We have 8 Cisco servers with 12 spinning disks for data and 2 SSDs for OS. The 2 SSDs are in linux software raid 1. The SSDs all have their wear indicator in single digits and some of those that have reached a value of 1 have failed. I'm in the process of swapping them all out from spares (a long and tiresome process) but I've noticed the wear indicator is dropping 1 or 2% per week (I didn't take exact measurements). There is a single application running on these servers and the vendor has given me some vague ideas, but I really need to find the directories that it is writing to. That way I can really highlight the problem and push the vendor for a fix. I've searched a bit but haven't been able to find too much. iotop for example show full disk throughput including the 12 spinning disks.
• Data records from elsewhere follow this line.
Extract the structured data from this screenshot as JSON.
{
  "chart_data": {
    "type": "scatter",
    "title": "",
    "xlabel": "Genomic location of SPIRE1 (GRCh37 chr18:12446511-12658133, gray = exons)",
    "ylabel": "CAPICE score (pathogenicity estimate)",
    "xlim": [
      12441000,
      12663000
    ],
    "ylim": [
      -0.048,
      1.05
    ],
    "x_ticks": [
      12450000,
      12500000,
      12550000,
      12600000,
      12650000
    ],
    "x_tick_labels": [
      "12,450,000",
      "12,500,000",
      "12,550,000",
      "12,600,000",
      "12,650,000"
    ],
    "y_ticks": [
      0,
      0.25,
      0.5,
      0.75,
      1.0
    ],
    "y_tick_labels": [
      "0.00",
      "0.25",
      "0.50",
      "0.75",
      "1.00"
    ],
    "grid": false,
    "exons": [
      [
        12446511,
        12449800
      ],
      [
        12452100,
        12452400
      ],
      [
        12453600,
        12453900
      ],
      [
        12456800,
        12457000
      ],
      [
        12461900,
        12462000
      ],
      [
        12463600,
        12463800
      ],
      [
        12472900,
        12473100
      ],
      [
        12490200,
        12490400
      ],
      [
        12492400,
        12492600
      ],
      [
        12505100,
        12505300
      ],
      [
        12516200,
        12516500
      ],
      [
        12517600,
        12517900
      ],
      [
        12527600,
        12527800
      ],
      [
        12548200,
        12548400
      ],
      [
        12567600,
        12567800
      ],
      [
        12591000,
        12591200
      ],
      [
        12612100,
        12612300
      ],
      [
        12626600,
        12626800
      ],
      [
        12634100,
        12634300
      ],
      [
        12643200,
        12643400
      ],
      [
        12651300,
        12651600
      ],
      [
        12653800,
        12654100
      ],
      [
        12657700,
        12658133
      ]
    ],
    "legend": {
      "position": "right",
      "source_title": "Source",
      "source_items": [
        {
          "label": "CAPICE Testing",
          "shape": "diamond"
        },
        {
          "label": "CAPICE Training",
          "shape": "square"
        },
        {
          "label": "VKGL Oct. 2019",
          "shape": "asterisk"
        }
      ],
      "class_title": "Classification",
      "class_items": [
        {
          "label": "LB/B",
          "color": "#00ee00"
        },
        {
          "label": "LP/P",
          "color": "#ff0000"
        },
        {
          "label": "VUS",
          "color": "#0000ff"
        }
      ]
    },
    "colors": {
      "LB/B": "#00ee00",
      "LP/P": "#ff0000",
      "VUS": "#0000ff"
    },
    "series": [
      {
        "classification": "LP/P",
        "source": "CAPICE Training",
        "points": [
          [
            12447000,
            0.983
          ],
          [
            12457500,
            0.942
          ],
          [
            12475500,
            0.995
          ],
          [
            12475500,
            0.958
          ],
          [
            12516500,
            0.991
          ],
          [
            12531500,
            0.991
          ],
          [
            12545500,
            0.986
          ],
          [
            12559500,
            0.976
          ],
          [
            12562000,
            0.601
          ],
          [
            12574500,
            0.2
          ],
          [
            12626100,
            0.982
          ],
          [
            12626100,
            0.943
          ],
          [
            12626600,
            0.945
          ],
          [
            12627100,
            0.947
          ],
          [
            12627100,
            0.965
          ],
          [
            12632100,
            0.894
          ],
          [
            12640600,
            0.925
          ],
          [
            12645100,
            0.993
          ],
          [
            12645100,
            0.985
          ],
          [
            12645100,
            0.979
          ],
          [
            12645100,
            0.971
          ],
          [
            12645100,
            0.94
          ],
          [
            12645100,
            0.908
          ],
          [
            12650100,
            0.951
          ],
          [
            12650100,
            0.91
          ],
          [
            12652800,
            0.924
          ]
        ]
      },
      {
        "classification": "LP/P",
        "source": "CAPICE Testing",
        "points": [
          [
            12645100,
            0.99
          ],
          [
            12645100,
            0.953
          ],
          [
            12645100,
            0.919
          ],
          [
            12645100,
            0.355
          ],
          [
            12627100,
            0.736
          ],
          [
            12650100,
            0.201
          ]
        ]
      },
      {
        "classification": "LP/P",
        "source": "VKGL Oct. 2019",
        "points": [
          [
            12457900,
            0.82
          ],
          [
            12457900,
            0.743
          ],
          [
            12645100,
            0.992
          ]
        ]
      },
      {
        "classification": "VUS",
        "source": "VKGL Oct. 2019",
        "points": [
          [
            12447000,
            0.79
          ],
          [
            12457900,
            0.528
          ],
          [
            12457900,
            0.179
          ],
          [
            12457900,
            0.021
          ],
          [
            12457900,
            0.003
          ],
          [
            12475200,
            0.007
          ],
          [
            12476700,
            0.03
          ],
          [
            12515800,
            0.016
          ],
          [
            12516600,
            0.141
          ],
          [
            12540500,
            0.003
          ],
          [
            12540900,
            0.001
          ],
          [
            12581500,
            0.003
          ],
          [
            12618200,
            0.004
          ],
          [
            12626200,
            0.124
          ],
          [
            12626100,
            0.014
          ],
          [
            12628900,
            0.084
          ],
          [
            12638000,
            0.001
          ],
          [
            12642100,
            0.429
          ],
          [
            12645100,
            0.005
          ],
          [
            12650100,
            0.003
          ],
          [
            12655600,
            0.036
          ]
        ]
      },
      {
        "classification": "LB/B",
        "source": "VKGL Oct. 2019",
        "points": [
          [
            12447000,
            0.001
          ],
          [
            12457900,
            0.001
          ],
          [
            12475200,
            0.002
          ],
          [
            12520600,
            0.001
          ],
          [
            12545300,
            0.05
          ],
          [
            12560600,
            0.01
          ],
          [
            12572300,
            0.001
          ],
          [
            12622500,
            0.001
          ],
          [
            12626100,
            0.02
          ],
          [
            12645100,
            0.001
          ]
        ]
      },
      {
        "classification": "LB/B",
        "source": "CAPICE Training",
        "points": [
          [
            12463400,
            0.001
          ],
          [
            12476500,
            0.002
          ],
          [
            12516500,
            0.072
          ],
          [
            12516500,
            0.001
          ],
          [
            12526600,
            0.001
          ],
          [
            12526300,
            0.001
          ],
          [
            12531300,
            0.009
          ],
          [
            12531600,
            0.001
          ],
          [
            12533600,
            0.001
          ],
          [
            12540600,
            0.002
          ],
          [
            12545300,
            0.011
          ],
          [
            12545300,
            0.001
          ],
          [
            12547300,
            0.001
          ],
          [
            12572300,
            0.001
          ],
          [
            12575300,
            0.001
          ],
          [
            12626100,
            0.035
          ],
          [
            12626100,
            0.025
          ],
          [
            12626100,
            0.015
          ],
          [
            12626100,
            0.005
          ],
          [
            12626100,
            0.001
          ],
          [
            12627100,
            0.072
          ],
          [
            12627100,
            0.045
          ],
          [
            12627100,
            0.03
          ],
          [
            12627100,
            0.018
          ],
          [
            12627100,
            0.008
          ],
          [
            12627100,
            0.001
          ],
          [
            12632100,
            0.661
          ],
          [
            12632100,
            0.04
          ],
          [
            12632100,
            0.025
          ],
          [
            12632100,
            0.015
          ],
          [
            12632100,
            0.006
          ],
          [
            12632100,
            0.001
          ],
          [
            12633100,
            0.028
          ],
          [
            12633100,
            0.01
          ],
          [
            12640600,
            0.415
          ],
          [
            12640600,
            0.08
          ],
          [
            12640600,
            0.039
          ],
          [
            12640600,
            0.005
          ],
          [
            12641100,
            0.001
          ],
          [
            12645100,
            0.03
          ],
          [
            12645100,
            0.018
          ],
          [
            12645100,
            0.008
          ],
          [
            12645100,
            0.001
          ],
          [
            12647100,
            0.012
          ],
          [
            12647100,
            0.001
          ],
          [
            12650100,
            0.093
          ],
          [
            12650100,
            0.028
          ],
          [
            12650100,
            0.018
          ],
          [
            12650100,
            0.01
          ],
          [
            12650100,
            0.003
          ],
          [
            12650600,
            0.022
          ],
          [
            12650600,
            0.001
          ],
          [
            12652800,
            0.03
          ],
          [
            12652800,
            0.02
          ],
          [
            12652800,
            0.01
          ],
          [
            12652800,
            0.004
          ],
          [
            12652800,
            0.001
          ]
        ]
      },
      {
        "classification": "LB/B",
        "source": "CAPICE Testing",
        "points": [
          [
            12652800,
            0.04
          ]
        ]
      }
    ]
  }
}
OS is Redhat 7.9

In answer to some of the questions:

  • disks are "480GB 2.5 inch Enterprise Value 6Gb SATA SSD"
  • product ID is "UCS-SD480GBKS4-EB"
  • disks were supplied standard with the servers in 2018
  • The wearing out appears to have accelerated recently (I am now logging the wear so will have a better answer on that in a few days)
  • I have replaced most disks with identical disks purchased maybe a couple of years later.
  • iotop is showing a constant 8MB/s write.
  • the system is running hadoop across 8 servers. The hadoop file system is on spinning disks so shouldn't touch the SSDs
  • I have reduced the disk IO considerably on suggestion of the vendor although it does still seem high (8MB/s)

Best Answer

You can use ProcMon for Linux to trace file system calls.

https://github.com/Sysinternals/ProcMon-for-Linux